Em 1981, ele foi seqüestrado e enviado para Barbados. Os seqüestradores pretendiam obter uma recompensa da polícia inglesa, mas o país do Caribe também não possuía tratado de extradição com o Reino Unido e Biggs acabou voltado ao Brasil. Um de seus filhos com a dançarina acabou vindo a entrar para a Turma do Balão mágico, uma nova fonte de renda para Biggs. Isso durante a década de 80. Logo o Balão saiu de moda e as dificuldades financeiras retornaram.

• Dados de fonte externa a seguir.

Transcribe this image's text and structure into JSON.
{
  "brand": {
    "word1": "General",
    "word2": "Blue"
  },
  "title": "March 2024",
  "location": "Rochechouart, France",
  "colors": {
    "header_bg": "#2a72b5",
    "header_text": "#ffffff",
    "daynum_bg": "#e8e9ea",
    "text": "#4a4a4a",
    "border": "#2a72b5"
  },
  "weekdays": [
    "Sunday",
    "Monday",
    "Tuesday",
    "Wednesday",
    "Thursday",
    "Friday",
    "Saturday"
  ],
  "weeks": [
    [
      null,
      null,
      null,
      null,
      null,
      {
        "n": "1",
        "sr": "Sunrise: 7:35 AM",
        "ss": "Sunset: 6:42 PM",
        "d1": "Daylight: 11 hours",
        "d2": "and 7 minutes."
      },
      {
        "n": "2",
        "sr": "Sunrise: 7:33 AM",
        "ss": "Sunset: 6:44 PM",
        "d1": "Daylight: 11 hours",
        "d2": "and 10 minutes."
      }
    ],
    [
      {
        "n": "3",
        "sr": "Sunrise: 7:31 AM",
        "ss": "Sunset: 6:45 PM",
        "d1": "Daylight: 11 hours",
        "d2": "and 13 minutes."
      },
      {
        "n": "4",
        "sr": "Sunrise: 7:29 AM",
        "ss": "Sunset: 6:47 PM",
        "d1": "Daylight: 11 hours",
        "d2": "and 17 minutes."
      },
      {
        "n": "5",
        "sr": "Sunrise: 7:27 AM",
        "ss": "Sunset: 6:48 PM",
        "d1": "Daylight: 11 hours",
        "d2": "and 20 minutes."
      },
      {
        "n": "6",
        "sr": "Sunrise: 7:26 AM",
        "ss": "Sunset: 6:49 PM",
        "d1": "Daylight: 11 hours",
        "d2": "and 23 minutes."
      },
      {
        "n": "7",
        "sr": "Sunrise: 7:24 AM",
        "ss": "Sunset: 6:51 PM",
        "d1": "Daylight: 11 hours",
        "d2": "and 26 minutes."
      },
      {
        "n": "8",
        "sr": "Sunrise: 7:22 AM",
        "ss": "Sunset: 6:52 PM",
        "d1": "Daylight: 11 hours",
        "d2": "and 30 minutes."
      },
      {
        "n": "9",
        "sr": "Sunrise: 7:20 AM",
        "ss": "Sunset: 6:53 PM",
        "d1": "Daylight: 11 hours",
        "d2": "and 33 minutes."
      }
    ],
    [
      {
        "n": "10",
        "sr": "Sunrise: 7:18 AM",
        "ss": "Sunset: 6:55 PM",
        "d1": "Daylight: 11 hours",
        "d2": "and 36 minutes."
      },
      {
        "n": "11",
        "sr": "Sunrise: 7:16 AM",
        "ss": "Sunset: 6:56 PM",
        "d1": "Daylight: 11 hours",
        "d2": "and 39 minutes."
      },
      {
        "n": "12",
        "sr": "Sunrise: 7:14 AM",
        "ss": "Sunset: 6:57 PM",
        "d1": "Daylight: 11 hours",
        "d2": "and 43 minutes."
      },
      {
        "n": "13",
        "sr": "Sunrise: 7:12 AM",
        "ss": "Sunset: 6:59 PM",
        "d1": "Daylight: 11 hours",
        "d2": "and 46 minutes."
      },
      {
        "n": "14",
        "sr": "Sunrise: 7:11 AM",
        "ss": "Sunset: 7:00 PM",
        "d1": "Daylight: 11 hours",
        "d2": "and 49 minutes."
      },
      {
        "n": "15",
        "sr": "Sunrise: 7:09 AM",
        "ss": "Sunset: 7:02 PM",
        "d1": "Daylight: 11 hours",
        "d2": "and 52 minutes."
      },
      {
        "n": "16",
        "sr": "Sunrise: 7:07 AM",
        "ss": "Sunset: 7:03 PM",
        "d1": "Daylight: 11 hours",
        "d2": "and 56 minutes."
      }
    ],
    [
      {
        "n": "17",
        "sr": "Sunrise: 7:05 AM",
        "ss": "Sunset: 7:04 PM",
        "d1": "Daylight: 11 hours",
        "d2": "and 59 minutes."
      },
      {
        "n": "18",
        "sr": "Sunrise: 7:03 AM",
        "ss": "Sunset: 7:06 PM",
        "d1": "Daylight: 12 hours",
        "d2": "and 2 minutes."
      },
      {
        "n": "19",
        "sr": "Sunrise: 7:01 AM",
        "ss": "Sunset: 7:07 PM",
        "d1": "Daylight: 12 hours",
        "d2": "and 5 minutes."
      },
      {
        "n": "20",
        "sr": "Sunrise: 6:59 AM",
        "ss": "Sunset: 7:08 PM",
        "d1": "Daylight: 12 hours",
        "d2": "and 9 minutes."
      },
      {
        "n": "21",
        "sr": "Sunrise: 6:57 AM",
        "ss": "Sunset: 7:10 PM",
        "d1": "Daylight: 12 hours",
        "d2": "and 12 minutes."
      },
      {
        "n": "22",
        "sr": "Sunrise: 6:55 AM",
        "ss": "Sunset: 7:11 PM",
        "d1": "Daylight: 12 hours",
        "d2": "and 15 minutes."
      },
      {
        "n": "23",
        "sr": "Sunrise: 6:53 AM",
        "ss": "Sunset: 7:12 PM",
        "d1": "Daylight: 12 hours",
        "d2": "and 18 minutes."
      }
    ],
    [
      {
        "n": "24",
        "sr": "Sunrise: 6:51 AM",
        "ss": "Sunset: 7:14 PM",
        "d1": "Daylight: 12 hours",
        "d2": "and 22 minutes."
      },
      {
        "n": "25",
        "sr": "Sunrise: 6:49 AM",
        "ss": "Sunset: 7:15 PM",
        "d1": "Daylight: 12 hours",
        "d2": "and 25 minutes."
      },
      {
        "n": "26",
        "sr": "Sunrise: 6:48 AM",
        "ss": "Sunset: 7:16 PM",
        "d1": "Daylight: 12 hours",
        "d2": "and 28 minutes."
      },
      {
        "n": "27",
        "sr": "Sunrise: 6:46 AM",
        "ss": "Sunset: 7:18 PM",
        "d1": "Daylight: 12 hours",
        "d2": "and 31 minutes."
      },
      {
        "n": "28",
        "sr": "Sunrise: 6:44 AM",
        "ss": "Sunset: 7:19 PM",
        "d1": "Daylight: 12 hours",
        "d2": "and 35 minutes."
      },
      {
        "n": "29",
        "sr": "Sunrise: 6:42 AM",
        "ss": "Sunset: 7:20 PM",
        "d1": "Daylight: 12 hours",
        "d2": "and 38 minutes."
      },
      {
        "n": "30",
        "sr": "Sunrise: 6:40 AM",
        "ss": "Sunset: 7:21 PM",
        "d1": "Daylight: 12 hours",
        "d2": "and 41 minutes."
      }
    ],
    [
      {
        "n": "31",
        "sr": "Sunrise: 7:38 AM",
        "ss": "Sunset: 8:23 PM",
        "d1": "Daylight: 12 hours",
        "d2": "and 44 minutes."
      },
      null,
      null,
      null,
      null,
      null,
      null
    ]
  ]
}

Até que ele resolve voltar, de espontânea vontade, para a Inglaterra. Um jato particular bancado pelo tablóide The Sun o levou, em troca de o jornal obter direitos exclusivos de exibição da história. Tão logo que chegou foi preso, e rapidamente peticionou para obter indulto humanitário. Depois de sucessivas negativas, ele foi solto mês passado, e alega lutar para conseguir chegar vivo ao Natal de 2009.
Posteriormente, Inglaterra e Brasil vieram a celebrar tratado de extradição, e em seguida pediu. Mas o Supremo reconheceu a prescrição.
Se a extradição for autorizada pelo Supremo, o indivíduo é posto em liberdade, e o Estado não pode formular um novo pedido baseado nos mesmos fatos. Se a extradição é concedida, o Estado requerente providenciará. Terá 60 dias para isso.